Dalam isu-isu pemikiran, perang istilah (harbu mustholahat) merupakan bagian dari upaya pembaratan (westernisasi) Islam.

Banyak istilah-istilah Islam saat ini diplintir maknanya untuk membuat keragu-raguan kepada umat Islam terhadap ajaran agamanya.

Demikian dikatakan oleh Fahmi Salim, Ketua Majelis Intelektual dan Ulama Muda Indonesia (MIUMI) wilayah DKI Jakarta, pada ceramah ‘Ngaji Subuh’ di Masjid Jogokarian, Yogyakarta belum lama ini.

“Umat Islam sekarang menghadapi perang istilah. Perang ini merupakan bagian dari ghazwul fikri (perang pemikiran). Dimulai dari tasykiik (peragu-raguan) hingga menjadi taghriib (pembaratan),” jelas kiai muda alumnus Al-Azhar Kairo ini.

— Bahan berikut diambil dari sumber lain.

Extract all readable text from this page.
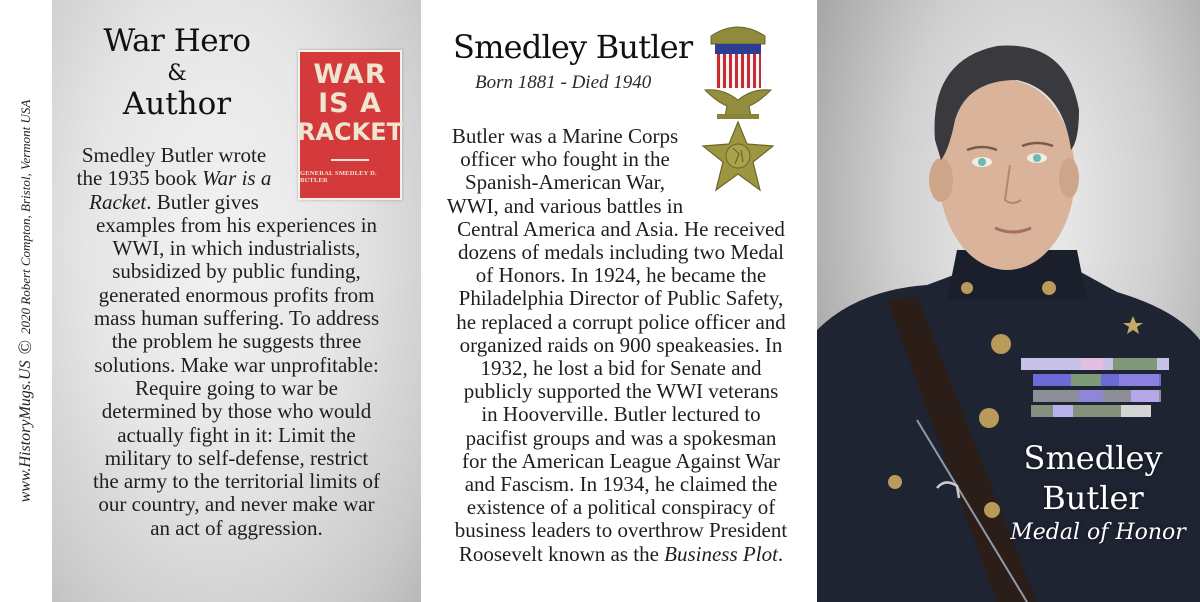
www.HistoryMugs.US
©
2020 Robert Compton, Bristol, Vermont USA
War Hero
&
Author
WAR
IS A
RACKET
GENERAL SMEDLEY D. BUTLER
Smedley Butler wrote
the 1935 book War is a
Racket. Butler gives
examples from his experiences in
WWI, in which industrialists,
subsidized by public funding,
generated enormous profits from
mass human suffering. To address
the problem he suggests three
solutions. Make war unprofitable:
Require going to war be
determined by those who would
actually fight in it: Limit the
military to self-defense, restrict
the army to the territorial limits of
our country, and never make war
an act of aggression.
Smedley Butler
Born 1881 - Died 1940
Butler was a Marine Corps
officer who fought in the
Spanish-American War,
WWI, and various battles in
Central America and Asia. He received
dozens of medals including two Medal
of Honors. In 1924, he became the
Philadelphia Director of Public Safety,
he replaced a corrupt police officer and
organized raids on 900 speakeasies. In
1932, he lost a bid for Senate and
publicly supported the WWI veterans
in Hooverville. Butler lectured to
pacifist groups and was a spokesman
for the American League Against War
and Fascism. In 1934, he claimed the
existence of a political conspiracy of
business leaders to overthrow President
Roosevelt known as the Business Plot.
Smedley
Butler
Medal of Honor
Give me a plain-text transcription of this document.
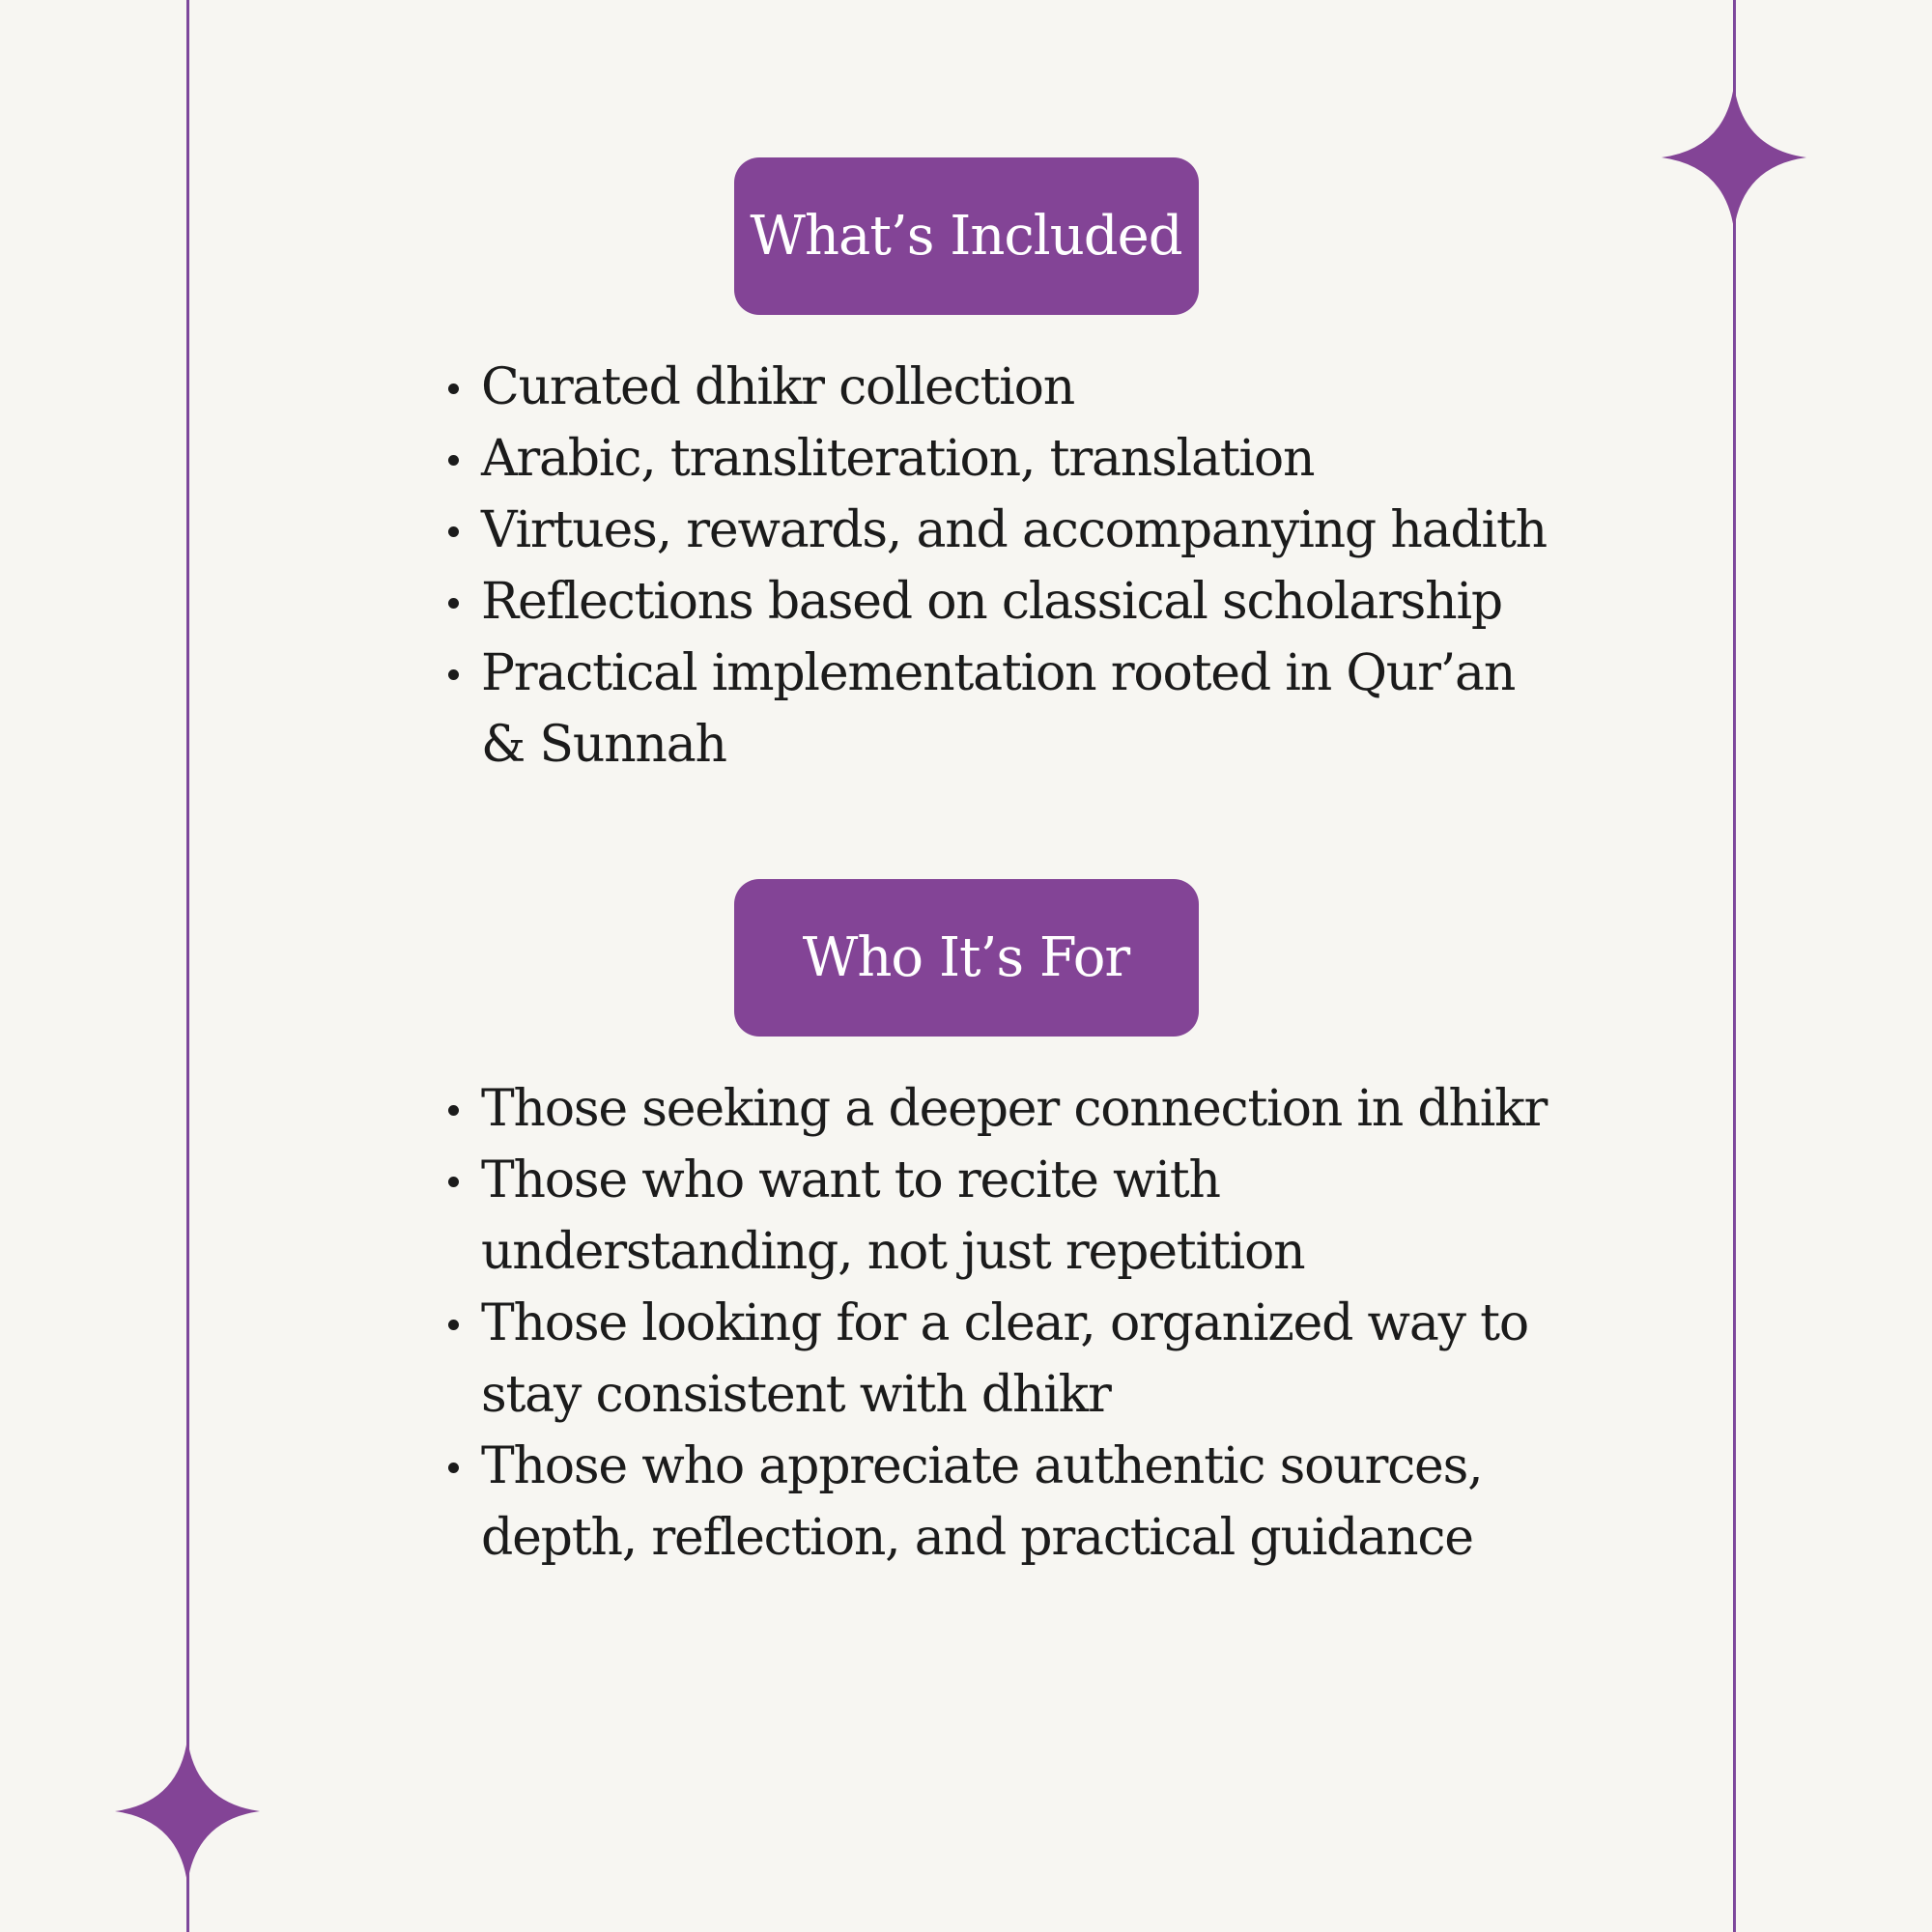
What’s Included
Curated dhikr collection
Arabic, transliteration, translation
Virtues, rewards, and accompanying hadith
Reflections based on classical scholarship
Practical implementation rooted in Qur’an & Sunnah
Who It’s For
Those seeking a deeper connection in dhikr
Those who want to recite with understanding, not just repetition
Those looking for a clear, organized way to stay consistent with dhikr
Those who appreciate authentic sources, depth, reflection, and practical guidance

Di depan jama’ah shalat Subuh Masjid Jogokariyan, Fahmi menjelaskan salah satu contoh istilah yang kini banyak diplintir orang. Yaitu istilah “Islam Rahmatan lil ‘Alamin”.

“Istilah Islam Rahmatan lil Alamin maknanya jadi dikelirukan. Maknamya berobh menjadi ‘moderat’ versi kaum sekular. Yaitu Islam yang toleran terhadap apa saja, termasuk toleran atau membolehkan maksiat atau hal-hal yang diharamkan,” ujarnya.

Istilah ini digunakan a’daul Islam (musuh-musuh Islam) dengan cara menginjeksi istilah-istilah dalam Al-Quran kedalam pengertian yang moderat dan sekuler.

Tujuan pembelokan istilah itu menurut Fahmi Salim adalah supaya kaum Muslim menjadi ‘abu-abu’ tidak jelas keyakinannya. Atau bahkan menjadi benalu bagi Islam yang hanif. Termasuk agar kaum Muslim lebih ramah terhadap maksiat dan aliran sesat, serta berdamai dengan konsep-konsep Barat.

Keterangan Fahmi Salim dipertegas lagi oleh Bachtiar Nasir. Menurut Sekjen MIUMI Pusat ini, istilah Rahmatan lil ‘Alamin dengan makna versi sekular ini merupakan bentuk invasi pemikiran yang sudah merasuk ke tubuh umat Islam.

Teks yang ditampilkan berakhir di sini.